Zuladung im Blick behalten

Ziehen Sie vom zulässigen Gesamtgewicht das Leergewicht ab – das ist Ihre Zuladung. Was viele vergessen: Gasflaschen, Wasser und die Ausstattung zählen mit. 100 Liter Frischwasser sind 100 Kilogramm.

Fahren Sie den Frischwassertank für die Anfahrt möglichst leer und füllen Sie ihn am Ziel. Das spart Zuladung und Sprit.

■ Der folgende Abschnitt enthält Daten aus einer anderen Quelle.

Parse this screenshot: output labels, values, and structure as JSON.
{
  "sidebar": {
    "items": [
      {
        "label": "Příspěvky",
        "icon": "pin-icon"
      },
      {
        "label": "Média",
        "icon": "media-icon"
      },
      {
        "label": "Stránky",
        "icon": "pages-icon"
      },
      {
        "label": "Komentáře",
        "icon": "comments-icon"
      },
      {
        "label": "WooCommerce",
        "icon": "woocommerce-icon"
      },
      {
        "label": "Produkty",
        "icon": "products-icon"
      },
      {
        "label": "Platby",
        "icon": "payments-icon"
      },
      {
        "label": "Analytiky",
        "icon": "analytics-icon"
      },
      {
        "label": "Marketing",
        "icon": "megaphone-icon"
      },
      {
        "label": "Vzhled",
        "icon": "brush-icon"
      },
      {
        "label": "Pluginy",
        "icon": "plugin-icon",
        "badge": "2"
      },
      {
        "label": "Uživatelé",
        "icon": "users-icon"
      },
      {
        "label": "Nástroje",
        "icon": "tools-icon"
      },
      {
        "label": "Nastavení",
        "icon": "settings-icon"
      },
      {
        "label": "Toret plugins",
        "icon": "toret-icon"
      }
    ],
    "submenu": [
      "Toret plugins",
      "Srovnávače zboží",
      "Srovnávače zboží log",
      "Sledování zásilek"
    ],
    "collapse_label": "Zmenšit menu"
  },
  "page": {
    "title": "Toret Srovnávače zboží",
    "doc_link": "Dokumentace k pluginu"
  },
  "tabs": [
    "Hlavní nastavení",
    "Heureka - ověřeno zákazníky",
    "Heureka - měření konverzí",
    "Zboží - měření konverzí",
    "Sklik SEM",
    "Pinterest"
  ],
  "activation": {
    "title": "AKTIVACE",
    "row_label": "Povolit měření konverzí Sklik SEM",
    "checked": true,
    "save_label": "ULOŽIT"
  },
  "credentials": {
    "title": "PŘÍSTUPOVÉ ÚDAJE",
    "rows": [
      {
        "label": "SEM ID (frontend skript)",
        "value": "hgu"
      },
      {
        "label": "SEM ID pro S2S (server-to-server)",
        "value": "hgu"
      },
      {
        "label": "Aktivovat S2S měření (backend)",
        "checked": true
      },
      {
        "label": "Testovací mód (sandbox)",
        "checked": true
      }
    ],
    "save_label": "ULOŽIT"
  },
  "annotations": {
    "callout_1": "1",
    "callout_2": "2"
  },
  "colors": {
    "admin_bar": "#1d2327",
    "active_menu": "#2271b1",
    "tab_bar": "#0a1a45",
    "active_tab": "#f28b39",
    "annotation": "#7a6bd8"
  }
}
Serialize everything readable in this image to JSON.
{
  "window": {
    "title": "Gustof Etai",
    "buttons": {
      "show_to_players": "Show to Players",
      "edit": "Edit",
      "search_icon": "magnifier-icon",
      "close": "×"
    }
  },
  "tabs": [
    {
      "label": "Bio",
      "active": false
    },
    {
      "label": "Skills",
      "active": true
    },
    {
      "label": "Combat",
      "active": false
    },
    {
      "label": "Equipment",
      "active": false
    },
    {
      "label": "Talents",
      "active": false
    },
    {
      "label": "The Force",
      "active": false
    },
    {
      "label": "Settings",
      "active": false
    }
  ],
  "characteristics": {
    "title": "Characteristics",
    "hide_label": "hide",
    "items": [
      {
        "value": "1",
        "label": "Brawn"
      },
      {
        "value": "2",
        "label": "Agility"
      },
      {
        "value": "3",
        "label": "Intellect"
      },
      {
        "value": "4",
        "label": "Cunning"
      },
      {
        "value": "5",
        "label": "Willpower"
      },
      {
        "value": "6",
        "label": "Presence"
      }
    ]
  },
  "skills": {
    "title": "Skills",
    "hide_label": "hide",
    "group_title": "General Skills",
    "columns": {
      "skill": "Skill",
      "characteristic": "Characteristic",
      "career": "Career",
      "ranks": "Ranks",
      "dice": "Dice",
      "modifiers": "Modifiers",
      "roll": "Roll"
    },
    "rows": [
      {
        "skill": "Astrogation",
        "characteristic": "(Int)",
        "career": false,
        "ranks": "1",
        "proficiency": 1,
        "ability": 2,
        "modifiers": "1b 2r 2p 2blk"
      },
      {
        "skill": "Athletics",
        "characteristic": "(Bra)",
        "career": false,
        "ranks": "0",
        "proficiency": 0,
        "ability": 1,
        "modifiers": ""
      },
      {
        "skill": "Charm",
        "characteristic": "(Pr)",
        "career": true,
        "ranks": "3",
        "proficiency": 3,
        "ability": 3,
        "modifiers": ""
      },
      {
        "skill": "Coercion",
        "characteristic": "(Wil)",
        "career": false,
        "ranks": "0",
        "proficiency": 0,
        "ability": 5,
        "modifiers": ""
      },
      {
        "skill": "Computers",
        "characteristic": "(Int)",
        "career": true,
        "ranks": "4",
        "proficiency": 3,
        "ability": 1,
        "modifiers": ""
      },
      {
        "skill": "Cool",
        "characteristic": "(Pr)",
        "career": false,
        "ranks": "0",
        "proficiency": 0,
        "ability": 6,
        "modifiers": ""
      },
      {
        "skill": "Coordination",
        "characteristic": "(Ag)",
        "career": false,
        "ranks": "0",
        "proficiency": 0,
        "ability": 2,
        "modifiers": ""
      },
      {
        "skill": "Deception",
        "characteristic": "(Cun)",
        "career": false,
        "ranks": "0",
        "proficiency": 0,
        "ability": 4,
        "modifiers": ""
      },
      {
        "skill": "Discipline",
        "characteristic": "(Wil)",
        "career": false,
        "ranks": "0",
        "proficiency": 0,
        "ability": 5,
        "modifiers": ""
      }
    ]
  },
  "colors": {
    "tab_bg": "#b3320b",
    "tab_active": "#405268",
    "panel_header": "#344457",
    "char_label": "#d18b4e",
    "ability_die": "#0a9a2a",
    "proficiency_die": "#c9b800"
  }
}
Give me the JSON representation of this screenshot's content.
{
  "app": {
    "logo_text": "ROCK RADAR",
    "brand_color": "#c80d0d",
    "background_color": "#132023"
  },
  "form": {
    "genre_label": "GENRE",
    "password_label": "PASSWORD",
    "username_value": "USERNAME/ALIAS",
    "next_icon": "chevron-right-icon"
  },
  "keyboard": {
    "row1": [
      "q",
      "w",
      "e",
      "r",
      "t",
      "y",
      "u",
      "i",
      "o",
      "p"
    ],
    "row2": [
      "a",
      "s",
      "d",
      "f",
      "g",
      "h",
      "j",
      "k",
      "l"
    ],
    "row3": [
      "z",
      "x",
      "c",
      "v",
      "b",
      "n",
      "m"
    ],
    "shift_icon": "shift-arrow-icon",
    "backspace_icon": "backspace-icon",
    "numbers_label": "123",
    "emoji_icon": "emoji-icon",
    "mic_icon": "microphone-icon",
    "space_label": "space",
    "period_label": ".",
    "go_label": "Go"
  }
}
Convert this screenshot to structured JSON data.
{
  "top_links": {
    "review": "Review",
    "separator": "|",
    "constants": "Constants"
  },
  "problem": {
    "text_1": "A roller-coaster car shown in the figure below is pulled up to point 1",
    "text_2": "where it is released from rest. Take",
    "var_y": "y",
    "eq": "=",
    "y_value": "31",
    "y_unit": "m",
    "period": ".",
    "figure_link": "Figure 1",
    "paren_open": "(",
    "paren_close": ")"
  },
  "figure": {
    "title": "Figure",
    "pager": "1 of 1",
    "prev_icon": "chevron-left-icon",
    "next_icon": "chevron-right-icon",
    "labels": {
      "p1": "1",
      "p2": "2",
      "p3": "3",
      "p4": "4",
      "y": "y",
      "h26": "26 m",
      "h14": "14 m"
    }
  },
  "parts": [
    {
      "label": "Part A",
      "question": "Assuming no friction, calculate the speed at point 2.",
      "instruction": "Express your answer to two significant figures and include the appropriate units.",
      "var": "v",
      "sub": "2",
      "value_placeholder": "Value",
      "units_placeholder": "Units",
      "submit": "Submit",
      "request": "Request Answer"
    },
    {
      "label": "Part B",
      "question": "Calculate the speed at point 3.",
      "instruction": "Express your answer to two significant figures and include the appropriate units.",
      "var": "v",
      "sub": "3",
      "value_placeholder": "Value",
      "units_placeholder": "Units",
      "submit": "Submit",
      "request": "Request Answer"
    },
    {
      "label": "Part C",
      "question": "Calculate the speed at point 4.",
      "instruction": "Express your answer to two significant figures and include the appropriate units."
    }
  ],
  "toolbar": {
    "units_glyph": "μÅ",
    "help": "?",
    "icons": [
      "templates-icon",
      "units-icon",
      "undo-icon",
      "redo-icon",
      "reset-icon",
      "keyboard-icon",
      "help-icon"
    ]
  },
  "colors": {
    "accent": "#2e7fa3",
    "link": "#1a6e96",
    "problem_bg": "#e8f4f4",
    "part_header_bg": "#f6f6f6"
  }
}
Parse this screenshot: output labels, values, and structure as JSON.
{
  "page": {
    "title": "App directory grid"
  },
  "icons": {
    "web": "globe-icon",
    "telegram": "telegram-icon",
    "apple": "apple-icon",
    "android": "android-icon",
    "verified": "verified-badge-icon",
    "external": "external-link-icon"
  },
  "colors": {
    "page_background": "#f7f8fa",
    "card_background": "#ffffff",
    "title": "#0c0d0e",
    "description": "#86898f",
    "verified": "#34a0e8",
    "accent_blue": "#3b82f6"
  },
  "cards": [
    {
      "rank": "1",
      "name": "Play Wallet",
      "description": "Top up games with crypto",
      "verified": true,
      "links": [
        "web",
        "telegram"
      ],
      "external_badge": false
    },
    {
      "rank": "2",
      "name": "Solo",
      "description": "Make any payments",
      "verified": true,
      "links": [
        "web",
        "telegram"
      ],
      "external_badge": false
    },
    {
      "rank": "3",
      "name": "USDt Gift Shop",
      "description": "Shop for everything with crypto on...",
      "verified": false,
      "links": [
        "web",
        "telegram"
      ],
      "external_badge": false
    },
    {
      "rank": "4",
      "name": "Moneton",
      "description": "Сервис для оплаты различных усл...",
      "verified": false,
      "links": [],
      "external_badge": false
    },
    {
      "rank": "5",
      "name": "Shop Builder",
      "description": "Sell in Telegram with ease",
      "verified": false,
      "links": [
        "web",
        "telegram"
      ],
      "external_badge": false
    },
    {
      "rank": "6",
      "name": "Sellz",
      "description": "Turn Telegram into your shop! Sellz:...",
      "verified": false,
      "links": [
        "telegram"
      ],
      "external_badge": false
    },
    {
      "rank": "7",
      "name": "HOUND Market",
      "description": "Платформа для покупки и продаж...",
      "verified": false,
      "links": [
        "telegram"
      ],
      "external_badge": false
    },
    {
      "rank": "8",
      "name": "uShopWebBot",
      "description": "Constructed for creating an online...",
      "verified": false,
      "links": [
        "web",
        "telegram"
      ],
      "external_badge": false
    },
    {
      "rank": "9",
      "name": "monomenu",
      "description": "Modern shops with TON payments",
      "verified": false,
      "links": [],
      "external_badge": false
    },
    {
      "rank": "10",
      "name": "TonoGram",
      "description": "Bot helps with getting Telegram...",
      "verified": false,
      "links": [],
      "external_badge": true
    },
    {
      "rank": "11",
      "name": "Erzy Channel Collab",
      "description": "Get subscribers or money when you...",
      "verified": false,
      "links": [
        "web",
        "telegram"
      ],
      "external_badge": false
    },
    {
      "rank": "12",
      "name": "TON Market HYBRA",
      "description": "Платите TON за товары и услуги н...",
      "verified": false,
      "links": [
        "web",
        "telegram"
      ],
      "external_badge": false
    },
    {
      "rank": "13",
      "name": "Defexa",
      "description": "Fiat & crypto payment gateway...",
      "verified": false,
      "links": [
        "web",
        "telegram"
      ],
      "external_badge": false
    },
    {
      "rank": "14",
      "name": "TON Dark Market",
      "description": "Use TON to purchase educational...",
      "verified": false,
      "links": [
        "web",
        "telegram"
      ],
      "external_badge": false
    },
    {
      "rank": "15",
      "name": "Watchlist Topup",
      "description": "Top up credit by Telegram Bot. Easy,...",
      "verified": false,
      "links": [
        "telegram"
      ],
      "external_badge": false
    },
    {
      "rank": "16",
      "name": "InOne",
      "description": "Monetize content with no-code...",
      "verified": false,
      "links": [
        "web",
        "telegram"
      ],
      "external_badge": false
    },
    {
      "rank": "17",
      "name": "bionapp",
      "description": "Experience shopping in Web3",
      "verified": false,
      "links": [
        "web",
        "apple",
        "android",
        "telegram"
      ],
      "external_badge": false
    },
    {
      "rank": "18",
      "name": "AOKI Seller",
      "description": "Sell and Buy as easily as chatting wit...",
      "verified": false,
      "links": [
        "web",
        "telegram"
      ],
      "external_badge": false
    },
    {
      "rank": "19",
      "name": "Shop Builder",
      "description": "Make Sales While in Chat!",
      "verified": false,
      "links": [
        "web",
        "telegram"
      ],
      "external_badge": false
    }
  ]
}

Die Stützlast zählt zur Zuladung des Zugfahrzeugs, nicht des Anhängers.

Zum Abhaken

  • Schweres unten und über der Achse
  • Nichts Schweres in Dachschränke
  • Stützlast nachgewogen, nahe am Maximum
  • Alles gegen Verrutschen gesichert
  • Klappen und Schränke geschlossen
  • Zuladung gerechnet – Wasser und Gas mitgezählt
  • Frischwassertank für die Anfahrt leer

Dazu wird oft gefragt

Mein Gespann schlingert ab 90 km/h. Was tun?
Sofort: Gas wegnehmen, nicht bremsen, Lenkrad festhalten und geradeaus halten. Danach: Stützlast prüfen und Gewicht nach vorne umräumen. Und dauerhaft langsamer fahren – 80 km/h sind für Gespanne aus gutem Grund üblich.
Darf ich den Wassertank voll fahren?
Technisch ja, solange die Zuladung stimmt. Sinnvoll ist es selten: 100 Liter sind 100 Kilogramm, die Sie über die ganze Strecke mitschleppen.
Wo wiege ich das Gespann?
Auf einer öffentlichen Fahrzeugwaage, oft bei Recyclinghöfen, Landhandel oder Speditionen. Einmal gewogen wissen Sie für alle weiteren Reisen, wo Sie stehen.